Regarding BA.2.86, the ECDC said unpublished phylodynamic analysis suggests it emerged recently, between May and July, and may be linked to a higher growth rate, given its detection in several countries in people with no known epidemiologic links. The ECDC said it's too early to tell how well the heavily mutated virus will compete against more recent XBB variants. It added that recent pseudovirus neutralization lab studies suggest that hybrid immunity, especially in people who had a booster dose and were sick with an XBB variant, offers some protection against BA.2.86.

So far, it's unlikely that BA.2.86 will lead to more severe disease or reduce vaccine effectiveness against severe disease, the ECDC said.

"However, older individuals and those with underlying health conditions remain at an increased risk of severe disease if infected," said ECDC Director Andrea Ammon, MD, MPH in a press release, "so autumn vaccination programmes should prioritise protecting individuals at risk of severe disease, such as those aged over 60 years and other vulnerable groups."
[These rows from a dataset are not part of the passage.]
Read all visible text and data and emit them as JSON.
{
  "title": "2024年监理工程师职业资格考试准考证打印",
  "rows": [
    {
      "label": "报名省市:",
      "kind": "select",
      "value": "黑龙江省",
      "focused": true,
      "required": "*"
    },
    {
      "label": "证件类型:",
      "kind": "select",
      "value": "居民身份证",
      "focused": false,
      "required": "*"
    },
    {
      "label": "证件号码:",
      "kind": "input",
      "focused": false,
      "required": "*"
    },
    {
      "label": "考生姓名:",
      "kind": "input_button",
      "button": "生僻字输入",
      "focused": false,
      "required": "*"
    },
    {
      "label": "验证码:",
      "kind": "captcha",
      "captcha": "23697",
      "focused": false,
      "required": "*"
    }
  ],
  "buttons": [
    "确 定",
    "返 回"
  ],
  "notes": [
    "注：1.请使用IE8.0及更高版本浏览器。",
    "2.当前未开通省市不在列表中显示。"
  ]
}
More countries report BA.2.86 sequences

In other BA.2.86 developments, Japan and South Korea are among the countries to upload their first sequences to databases, according to scientists tracking the variants. Elsewhere in Asia, Hong Kong's Centre for Health Protection today said wastewater surveillance turned up BA.2.86 in 1 of 24 samples.

In Japan, the Sato lab based at the University of Tokyo today became the fourth to assess BA.2.86 neutralization, which hints that BA.2.86 is more transmissible than XBB.1.5 and is comparable to or greater than EG.5.1. The pseudovirus experiments suggested that BA.2.86 is less infectious than EG.5.1. Unlike with the other three studies, different types of vaccine sera tested, including the bivalent version that included BA.5, found no neutralization activity against BA.2.86, nor against EG.5.1.

In the United States, a sample was uploaded from Washington, raising the number of states reporting samples to six.

And finally, researchers from Denmark today reported on the country's first 10 cases involving BA.2.86, which were reported from July 26 to August 21. Writing in Eurosurveillance, they said 9 of the patients were tested based on clinical indications, and 1 was tested as part of a workplace surveillance project.

Some of the patients belonged to the same household, but most had no epidemiologic or geographic links. Most had no relevant travel history. Symptoms were similar to other variants, mainly cough, shortness of breath, and fever. Some had underlying conditions or were on immune-modulating treatment. None of the patients experienced severe illness.